В этот момент рядом со мной появилась Ляля. Я даже и не заметил, куда она пропала раньше, а теперь появилась в комнате, держа перед собою огромную крюшонницу из гравированного граненого хрусталя. Вообще-то эта кошмарная посудина с тех самых пор, как покойная бабушка привезла ее из поездки в санаторий на карловарские воды, стояла без движения в буфете. Но тут пригодилась: теперь в ней была навалена чудовищная груда вареников. Я даже представить себе не могу, сколько времени Ляля их лепила и в каком таком котле умудрилась разом сварить.

Следом вторая тетка, Инна, внесла стопку суповых тарелок и большую миску розового сметанного соуса с торчащим в ней половником.
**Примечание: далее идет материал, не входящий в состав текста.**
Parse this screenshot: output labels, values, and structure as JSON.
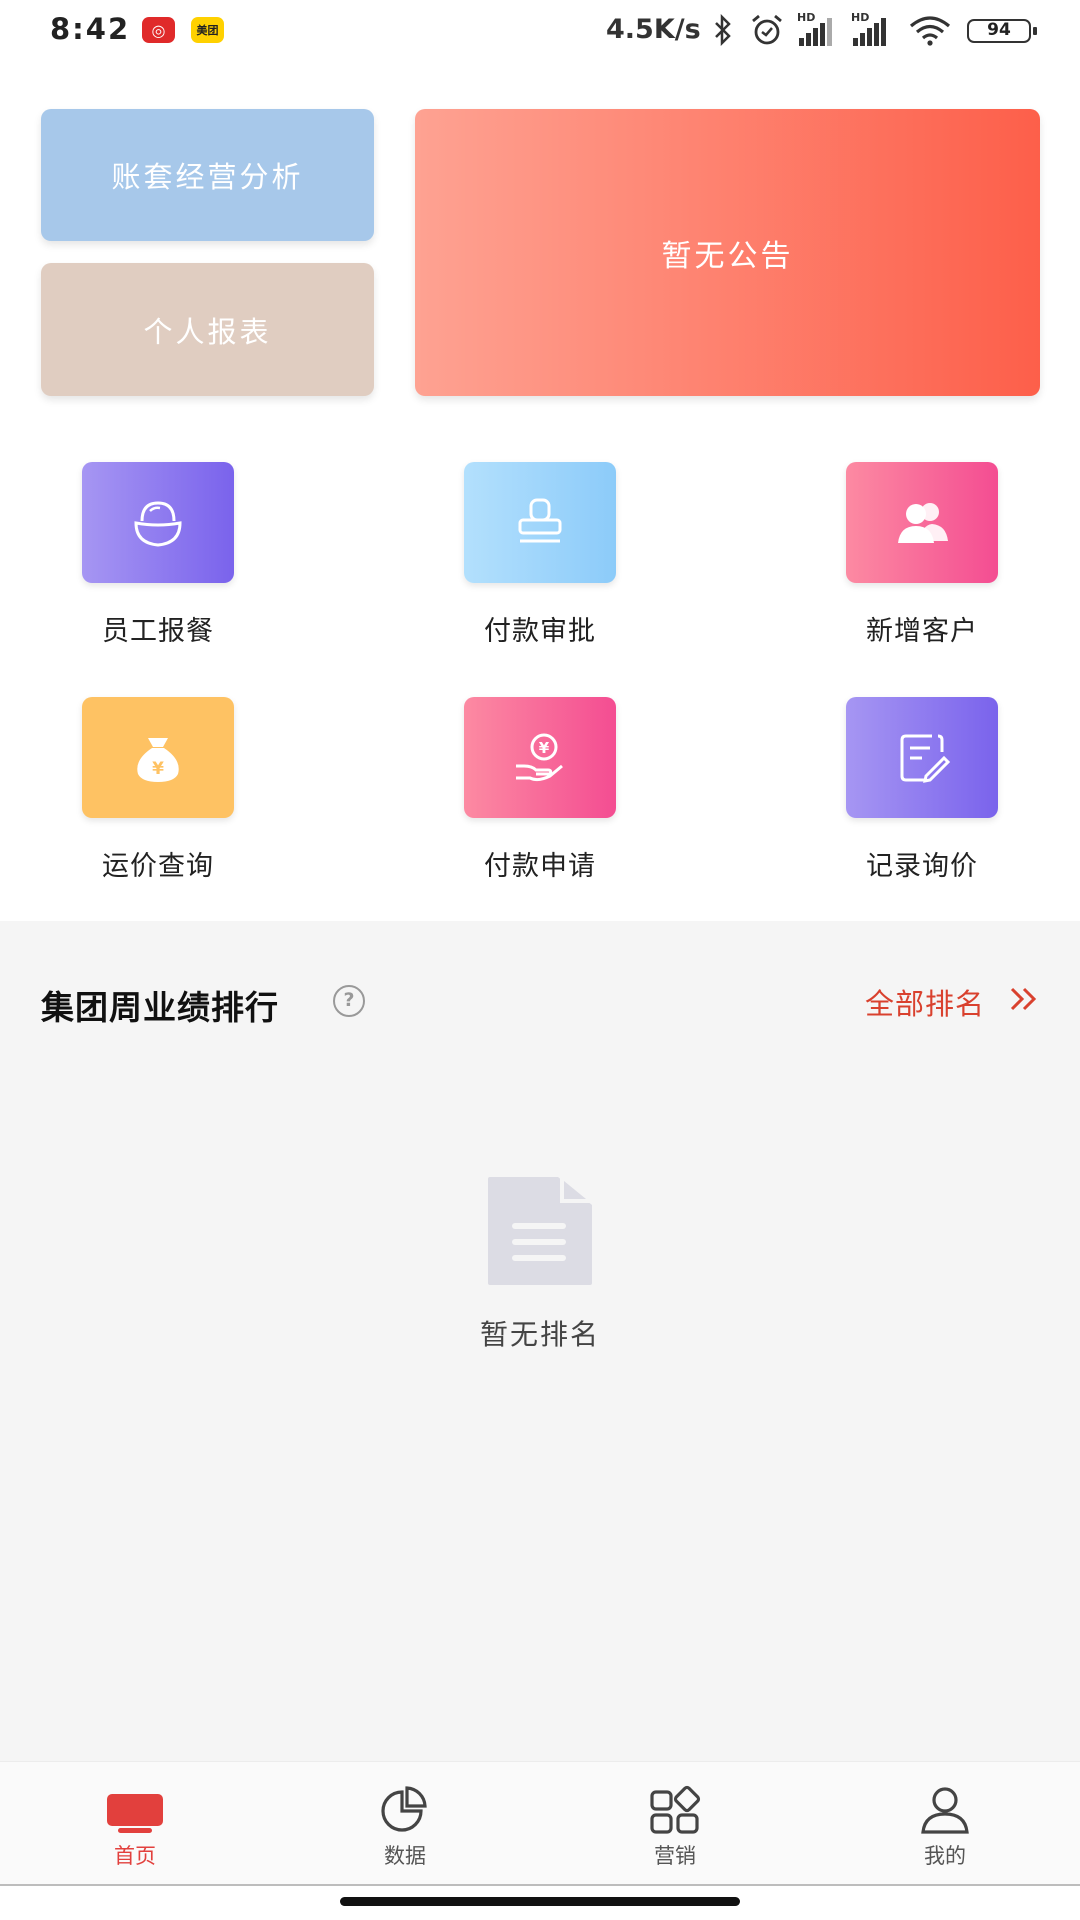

Все это было установлено тут же на обеденном столе, и толпа киношников моментально сгрудилась вокруг хрустальной лохани. Я отметил про себя, что никаких привилегий голливудским суперзвездам не полагалось: Коннери, Брандауэр и Шепизи тянули свои ложки к миске с варениками на общих основаниях.

Через некоторое время я услышал изумленный рык Джеймса Бонда, перекрывающего своим фирменным баритоном общий гомон:

– Оу год! Дис из соур-шерри дамплингс! Итс ааммеейзинг!

Ляля зарделась.

Вареники были с вишнями, конечно. Эти вишни росли у нас на участке, за гаражом: ягоду они давали почти черную, лакированную, но кислую и терпкую, такую, что вязала рот. Много ее не съешь, но мы-то каждый год в середине лета знали, на что ее употребить.

Полагалось освободить вишни от косточек, пересыпать сахарным песком и оставить как минимум на три-четыре часа, пока пустят сок. Тем временем замесить гладкое, тугое, но в то же время достаточно легкое тесто из четырех стаканов свежепросеян-ной муки, чайной ложки соли, стакана ледяной – действительно ледяной – воды, двух яиц и еще одного желтка. Дать ему отдохнуть часок под влажной салфеткой, а потом разделить на небольшие колобки и раскатать каждый в блин толщиной миллиметра три. Тоньше не нужно, а то сочная начинка потом станет прорываться наружу.